Do you ever find yourself asking, “Am I a fun mom?”
The phrase, for me, conjures images of genuinely happy mothers chasing her children around the yard on a sunny day — just after spending the morning baking cookies with them in the kitchen — not caring about the spilled flour on the floor or gooey mess on the countertop.
What does it mean to be a fun mom, exactly? And, moreover, why are we worried about something that may or may not come naturally to us as parents — especially when we are already doing so much in the realm of caretaking?
Focus on what you’re good at
I think it goes back to the self-help adage, Focus on what you can do, instead of what you can’t. Or, in this case, focus on what you’re good at as a mom, as opposed to things you don’t necessarily enjoy when it comes to mothering.

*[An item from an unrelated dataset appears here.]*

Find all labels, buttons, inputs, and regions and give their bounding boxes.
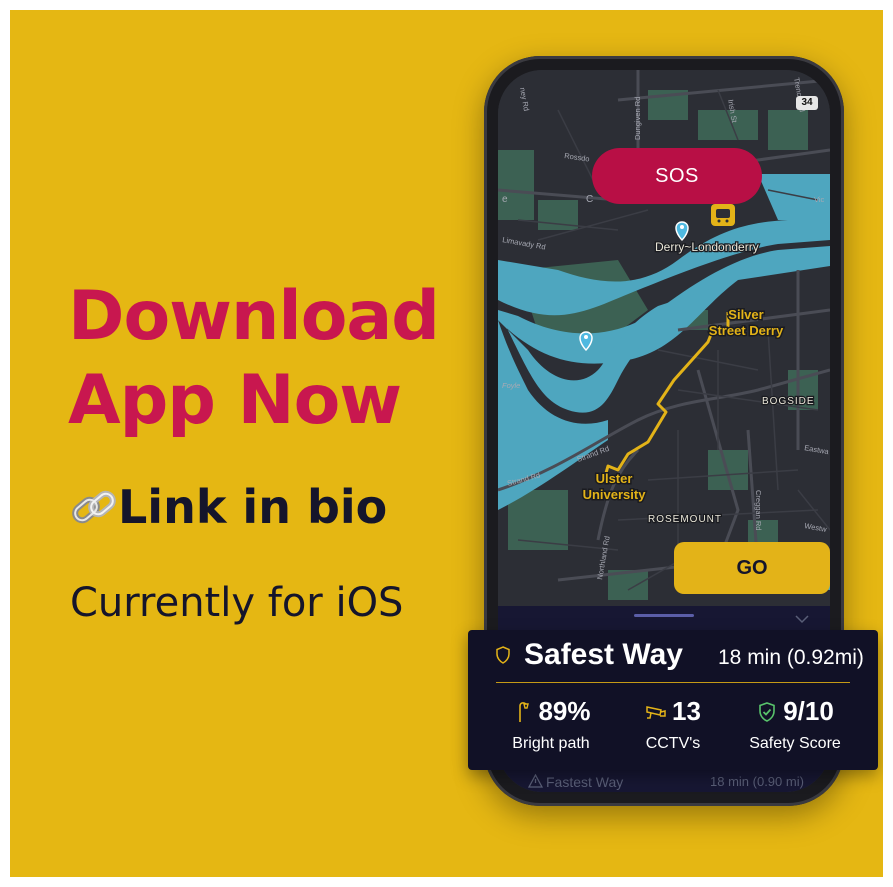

In a NYTParenting article released this morning (leave it to NYTParenting to spark insight before 7 am), “I Don’t Want To Be a Fun Mom,” lead editor Jessica Grose bluntly admits activities like puzzles and pillow fights simply are not her strong suite.
In the piece, she is backed by researchers (and assumedly millions of fellow parents) when she says:
“The truth is, I don’t actually want to play capture the flag. I just want to want to play, because I want to be able to give my kids joy during a time when their normal excitements are canceled. I can continue to bake with them, read with them and do sticker mosaics with them endlessly.”

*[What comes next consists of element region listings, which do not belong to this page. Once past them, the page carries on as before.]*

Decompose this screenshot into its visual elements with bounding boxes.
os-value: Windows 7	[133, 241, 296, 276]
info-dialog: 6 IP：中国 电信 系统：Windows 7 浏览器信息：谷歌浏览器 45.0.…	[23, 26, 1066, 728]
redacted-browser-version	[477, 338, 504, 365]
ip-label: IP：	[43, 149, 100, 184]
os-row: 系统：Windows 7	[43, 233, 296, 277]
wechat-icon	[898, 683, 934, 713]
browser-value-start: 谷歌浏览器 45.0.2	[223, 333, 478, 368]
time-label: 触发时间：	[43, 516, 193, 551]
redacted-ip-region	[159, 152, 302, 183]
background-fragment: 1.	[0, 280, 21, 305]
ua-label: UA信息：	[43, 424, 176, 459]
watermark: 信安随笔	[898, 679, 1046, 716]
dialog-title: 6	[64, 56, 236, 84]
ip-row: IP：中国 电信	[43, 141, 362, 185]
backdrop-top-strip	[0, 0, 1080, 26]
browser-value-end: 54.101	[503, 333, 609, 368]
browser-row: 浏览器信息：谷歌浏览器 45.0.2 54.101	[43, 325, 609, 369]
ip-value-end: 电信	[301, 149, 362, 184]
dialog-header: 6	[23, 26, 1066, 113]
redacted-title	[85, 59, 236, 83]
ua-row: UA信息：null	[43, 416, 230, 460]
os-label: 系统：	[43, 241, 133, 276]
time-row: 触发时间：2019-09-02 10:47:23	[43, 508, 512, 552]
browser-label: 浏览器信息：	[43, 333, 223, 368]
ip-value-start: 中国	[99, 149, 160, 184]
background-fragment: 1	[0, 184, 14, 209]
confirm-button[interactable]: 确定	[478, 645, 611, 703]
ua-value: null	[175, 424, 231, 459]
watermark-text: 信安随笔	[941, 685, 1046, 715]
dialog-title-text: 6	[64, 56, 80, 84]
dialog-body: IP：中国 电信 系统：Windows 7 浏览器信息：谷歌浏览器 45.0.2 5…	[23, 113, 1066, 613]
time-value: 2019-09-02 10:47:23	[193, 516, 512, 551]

I can relate. I love reading books to my son, baking with him, taking walks, and doing the occasional art project. But pretending to be pirates on a pirate ship? I’ll leave that for his dad to navigate.

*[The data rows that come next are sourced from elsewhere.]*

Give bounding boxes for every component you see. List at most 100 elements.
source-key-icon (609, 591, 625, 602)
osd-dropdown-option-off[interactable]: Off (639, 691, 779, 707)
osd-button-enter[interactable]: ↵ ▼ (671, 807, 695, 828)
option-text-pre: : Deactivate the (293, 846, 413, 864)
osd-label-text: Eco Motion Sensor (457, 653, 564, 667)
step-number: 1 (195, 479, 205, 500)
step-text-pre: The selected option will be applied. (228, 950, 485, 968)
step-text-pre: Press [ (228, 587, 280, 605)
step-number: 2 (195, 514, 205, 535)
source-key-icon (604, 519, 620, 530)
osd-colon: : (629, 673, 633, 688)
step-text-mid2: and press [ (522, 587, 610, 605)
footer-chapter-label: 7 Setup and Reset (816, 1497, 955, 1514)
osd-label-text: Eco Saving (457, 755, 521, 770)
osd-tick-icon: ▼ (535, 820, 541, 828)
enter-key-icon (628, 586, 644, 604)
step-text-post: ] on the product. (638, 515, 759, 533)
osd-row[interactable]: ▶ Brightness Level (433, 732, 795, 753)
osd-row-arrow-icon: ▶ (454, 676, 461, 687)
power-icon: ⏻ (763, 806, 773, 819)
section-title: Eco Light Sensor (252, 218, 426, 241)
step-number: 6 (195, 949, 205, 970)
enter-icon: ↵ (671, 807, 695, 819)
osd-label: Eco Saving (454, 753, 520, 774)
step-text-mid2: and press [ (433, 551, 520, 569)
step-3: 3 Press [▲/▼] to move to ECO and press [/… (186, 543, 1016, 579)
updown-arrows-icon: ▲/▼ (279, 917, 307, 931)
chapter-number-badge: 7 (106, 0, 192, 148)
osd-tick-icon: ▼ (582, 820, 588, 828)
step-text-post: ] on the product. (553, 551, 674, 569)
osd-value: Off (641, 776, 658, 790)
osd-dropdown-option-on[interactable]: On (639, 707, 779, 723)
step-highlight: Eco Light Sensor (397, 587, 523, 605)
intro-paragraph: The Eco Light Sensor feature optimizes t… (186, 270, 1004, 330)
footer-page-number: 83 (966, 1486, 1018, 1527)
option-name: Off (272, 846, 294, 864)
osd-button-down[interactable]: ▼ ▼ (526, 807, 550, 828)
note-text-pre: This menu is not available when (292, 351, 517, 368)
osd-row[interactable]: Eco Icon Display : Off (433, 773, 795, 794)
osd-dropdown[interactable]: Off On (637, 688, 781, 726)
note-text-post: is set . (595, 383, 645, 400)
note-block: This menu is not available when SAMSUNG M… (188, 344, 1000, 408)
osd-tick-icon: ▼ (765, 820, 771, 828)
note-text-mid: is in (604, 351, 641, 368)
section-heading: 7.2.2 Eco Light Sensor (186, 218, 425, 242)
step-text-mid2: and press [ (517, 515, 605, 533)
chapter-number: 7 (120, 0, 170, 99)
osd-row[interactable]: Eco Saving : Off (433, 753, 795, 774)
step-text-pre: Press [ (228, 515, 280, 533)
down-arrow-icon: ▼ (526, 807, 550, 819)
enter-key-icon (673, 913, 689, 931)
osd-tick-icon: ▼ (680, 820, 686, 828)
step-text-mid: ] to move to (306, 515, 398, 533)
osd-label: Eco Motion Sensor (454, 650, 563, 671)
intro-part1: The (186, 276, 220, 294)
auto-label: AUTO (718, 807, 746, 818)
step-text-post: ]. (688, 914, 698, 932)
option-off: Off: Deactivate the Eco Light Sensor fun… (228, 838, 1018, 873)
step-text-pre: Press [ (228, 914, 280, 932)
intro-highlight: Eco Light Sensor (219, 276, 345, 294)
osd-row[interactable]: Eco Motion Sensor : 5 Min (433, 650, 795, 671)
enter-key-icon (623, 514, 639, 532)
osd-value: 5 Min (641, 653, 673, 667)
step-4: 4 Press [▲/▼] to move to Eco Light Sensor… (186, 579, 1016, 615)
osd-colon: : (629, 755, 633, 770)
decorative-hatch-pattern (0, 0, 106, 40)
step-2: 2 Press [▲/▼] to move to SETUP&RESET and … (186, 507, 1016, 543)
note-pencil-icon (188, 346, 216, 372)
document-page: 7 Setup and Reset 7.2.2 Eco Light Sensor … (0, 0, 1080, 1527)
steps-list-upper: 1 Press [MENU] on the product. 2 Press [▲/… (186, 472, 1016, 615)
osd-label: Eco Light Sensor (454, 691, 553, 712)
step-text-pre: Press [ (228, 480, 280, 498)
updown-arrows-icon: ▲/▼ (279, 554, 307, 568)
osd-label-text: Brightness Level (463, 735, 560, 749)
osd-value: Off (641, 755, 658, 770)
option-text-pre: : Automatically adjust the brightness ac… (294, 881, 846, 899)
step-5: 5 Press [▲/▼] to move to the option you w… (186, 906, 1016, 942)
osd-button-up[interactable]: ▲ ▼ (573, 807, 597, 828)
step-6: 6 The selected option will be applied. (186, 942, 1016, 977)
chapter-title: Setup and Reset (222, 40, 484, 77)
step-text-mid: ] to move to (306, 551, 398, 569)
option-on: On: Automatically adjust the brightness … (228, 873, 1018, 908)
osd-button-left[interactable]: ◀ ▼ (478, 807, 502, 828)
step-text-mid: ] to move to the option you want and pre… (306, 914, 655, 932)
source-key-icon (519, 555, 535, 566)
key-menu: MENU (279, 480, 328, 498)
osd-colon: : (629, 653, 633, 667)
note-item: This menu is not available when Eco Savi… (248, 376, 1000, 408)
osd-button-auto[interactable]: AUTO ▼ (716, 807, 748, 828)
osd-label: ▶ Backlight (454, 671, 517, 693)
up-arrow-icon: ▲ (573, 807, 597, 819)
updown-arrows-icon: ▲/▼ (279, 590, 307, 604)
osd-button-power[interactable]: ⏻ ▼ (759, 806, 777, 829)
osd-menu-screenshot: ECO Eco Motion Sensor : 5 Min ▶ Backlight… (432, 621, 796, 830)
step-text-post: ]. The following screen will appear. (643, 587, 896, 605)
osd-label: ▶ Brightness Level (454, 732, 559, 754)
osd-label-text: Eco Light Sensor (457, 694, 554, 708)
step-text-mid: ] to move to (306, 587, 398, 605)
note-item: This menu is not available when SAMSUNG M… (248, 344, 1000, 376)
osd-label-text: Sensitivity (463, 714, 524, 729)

Some might argue that not doing what your kids want to do is selfish. And to an extent, I might agree with that. My point lies more so in the bigger picture of modern parenting — that while we want to provide fun experiences for our children, we shouldn’t have to feel like we are constantly bending over backwards to appease them and their weird (while hilarious) pretend play.
Author and columnist Drew Magary says we shouldn’t force fun if it doesn’t feel fun for us. I admire this way of thinking. We put too much pressure on ourselves as it is. Do we really need to add to that pressure by questioning our willingness to make clouds out of shaving cream?
“The worst thing you can do as a parent is try to force ‘fun’ when it’s not actually fun for you. And, if you’re trying too hard for rule-breaking fun, you’re no longer a parent. You’re the uncle who’s introducing your kids to cigarettes.”
I’ll clean if you dance to Baby Shark Do Do
Marriage and family therapist Sinead Smyth explains we should take time to compliment our partners on their strengths as a parent, as opposed to fixating on things we view as shortcomings. It sounds so simple, but is really hard to see in the moment. Everything is easier to understand in retrospect.
Dr. Smyth says:
“If we don’t pause and look for the good and things we do appreciate about ourselves and our co-parent, we’re not going to see it.”
In my case, my strengths as a mom lean heavily toward the nurturing side of parenting, like cooking, bathing, kissing ouchies, and getting my son emotionally prepared for preschool. My husband’s strengths lie in playing sports, being silly, having a lot of patience, and taking time out to teach Cy how things work.
But one isn’t better or more right than the other. I think we do a good job of complimenting each other as partners and as parents. That isn’t to say we don’t have disagreements on ways to discipline or foster communication in our fragile 4-year-old.
In an age where “present parents” are praised for foregoing their own identities in lieu of taking on explicit motherhood-ly roles, can we be fun and nurturing? Can we be spontaneous and efficient?
And, if we’re the ones putting labels on our parenting style (cool mom, fun mom, strict mom, healthy mom), does that dignify others putting labels on us?
As always, thank you for reading!
We’ve been reading Wacky Wednesday in our house the past 3 weeks. So, Happy Wacky Wednesday. I’m confident we will be putting shoes on top our heads for the better half of the afternoon.